Tom se cala sur la banquette et posa les pages sur ses genoux. Une seconde plus tard, le petit garçon se retrouvait, par la pensée, en compagnie de Jade.

Les grands froids venaient de commencer et la jeune libellule avait quitté le tronc creux pour voleter dans les alentours quand elle observa une agitation inhabituelle sur la route qui bordait le bois. Elle se dirigea aussitôt vers les maisonnettes aux toitures grises et découvrit, avec surprise, que pendant la nuit d’interminables chenilles blanches et dorées étaient venues s’accrocher aux arbres des jardins. Quand Jade s’approcha pour leur parler, elle réalisa qu’il ne s’agissait que d’objets en papier ou en plastique. Elle aperçut même son reflet dans un cercle doré et elle vit qu’elle était une très jolie libellule.
Mais le plus étonnant était encore à venir. Jade alla se plaquer contre une fenêtre d’une maison et elle écarquilla grands les yeux.
Un sapin décoré de guirlandes et de boules scintillantes avait été dressé dans la pièce principale et il était cerné par une multitude de chaussons déposés côte à côte sur le tapis. Les murs étaient couverts de lettres qui s’allumaient, s’éteignaient, se rallumaient pour dire «  Bonnes fêtes à tous ». Un peu partout, des flocons de neige de grande taille décoraient les murs et il y avait aussi des poupées toutes blanches et rondes, avec un nez carotte, des yeux noir charbon et un cache-col autour du cou. Ils étaient semblables aux gros bonhommes de neige que les enfants aimaient faire dans leur jardin.
« On dirait que les gens s’efforcent de recréer la forêt enneigée dans leurs maisons. C’est si joli ! »
Jade aimait les arbres des bois poudrés de neige quand venait le mois de décembre et elle était ravie de découvrir que les humains les aimaient autant qu’elle. Pourtant ce qui l’intriguait le plus était ce mot que les humains n’arrêtaient pas de prononcer. Il allait de bouche en bouche, semblait voler dans les airs : « Noël, Noël, Noël ! ». Quel mot mystérieux et merveilleux à la fois !

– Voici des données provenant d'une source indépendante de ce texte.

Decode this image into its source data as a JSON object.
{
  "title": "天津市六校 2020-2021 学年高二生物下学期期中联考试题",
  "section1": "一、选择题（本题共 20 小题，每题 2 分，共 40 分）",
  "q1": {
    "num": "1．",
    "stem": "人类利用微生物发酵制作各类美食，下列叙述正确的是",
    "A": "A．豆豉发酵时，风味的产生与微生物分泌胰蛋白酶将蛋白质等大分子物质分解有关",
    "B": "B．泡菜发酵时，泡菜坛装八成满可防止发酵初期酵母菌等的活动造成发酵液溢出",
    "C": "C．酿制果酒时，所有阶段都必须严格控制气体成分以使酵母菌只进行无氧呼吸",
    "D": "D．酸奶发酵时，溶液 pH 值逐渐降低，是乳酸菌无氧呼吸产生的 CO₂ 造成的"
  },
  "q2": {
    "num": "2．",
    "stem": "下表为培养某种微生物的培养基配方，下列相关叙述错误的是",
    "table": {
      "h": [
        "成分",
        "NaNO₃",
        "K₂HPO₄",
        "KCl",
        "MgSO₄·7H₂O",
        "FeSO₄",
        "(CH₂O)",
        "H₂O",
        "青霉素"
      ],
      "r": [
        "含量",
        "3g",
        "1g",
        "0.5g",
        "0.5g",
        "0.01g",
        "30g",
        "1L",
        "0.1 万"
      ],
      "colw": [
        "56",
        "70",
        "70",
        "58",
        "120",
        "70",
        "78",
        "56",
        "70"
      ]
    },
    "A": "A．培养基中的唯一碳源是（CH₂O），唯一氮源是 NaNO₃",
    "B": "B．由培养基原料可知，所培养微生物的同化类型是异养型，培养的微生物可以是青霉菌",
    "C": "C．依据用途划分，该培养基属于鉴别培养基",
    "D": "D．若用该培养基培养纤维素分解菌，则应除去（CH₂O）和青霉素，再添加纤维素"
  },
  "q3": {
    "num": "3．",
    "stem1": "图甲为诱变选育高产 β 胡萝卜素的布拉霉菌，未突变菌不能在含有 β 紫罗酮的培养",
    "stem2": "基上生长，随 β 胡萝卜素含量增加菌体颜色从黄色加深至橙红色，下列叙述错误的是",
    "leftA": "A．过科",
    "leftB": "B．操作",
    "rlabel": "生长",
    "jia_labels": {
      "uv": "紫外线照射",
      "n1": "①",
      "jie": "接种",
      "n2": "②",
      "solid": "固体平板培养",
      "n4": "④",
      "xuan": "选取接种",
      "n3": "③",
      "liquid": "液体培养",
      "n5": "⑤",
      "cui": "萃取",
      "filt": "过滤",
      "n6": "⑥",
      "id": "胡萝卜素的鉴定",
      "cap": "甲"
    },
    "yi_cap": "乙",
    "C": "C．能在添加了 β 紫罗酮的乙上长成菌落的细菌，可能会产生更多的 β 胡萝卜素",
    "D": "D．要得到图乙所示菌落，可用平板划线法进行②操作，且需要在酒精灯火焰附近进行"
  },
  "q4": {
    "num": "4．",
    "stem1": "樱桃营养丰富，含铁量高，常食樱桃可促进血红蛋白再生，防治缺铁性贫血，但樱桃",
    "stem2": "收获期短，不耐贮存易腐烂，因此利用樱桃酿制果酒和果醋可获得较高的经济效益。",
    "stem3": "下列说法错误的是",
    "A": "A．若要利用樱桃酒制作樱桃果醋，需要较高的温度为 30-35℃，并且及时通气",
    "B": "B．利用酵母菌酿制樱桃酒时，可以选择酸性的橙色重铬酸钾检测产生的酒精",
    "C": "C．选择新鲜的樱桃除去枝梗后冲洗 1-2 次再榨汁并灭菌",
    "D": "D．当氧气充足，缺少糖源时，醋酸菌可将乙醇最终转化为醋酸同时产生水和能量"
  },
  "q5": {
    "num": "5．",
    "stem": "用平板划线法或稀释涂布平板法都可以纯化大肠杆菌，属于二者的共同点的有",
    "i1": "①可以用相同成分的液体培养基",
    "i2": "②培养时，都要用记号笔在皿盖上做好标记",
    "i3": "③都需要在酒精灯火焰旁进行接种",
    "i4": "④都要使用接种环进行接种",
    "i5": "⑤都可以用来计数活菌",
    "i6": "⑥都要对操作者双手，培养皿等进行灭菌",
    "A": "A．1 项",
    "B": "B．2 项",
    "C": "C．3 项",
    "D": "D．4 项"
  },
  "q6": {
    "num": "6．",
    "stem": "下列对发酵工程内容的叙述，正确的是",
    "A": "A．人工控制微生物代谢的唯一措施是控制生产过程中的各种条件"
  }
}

Le jour où la neige fit son apparition, Mira Delaire venait de finir l’histoire du « Noël de Jade ». Malicieux, les flocons s’amusèrent à changer la couleur des maisons, couvrant leurs toits orange ou gris de capuchons blancs, transformant les trottoirs en moquettes moelleuses et les routes en terribles toboggans. Les voitures restèrent dans leur garage, les habitants de la ville s’enfermèrent dans leur maison, bien au chaud auprès du feu allumé dans la cheminée, et tous les enfants poussèrent des cris de joie : Ils auraient un magnifique Noël blanc !
Ce matin-là, les éboueurs se hâtèrent de terminer leur tournée de ramassage et ramenèrent, comme à chaque fois, leur camion-benne au dépôt ; et chacun rentra chez soi. Pour parvenir jusqu’à sa caravane, le papa de Tom dut descendre de sa moto et la traîner dans la couche de neige qui s’épaississait de plus en plus.
Sa femme fut soulagée de le voir rentrer. Elle l’aida à ôter son blouson pour enfiler une veste chaude et Tom lui apporta ses chaussons. Manuel tendit un sac en plastique à son fils.
– J’ai peur de ne pas pouvoir sortir faire la prochaine tournée, Tom. Le ciel est chargé de nuages si gros que la ville ressemblera bientôt au pôle Nord et alors, seul le père Noël pourra se déplacer, à bord de son traîneau tiré par ses rennes.
Cette idée plut beaucoup au petit Tom qui ouvrit le sac, fouilla un peu, et sortit un morceau de papier portant trois lettres.
– Regarde, papa ! C’est le mot FIN.
Manuel lui fit un large sourire.
– Tu as de la chance, fiston. Anita, donne-nous le ruban adhésif ! Nous sommes tous pressés de connaître la suite, et la fin, du Noël de Jade.
– Je suis d’accord, répondit la maman de Tom. Mais, ensuite, pendant que Tom nous fera la lecture, tu m’aideras à confectionner un gros gâteau. Tu me le promets ?
– C’est d’accord. Allez, Tom. Tu as entendu ta maman ? Au travail.
Anita sortit la farine, les œufs, le beurre, le lait, les raisins de Corinthe, la balance de cuisine et le moule.
Manuel aligna les bouts de papier, les reliant l’un avec l’autre, et il les tendit à Tom qui les colla ensemble. Enfin, Manuel et Anita s’assirent à côté de leur fils et Tom commença sa lecture.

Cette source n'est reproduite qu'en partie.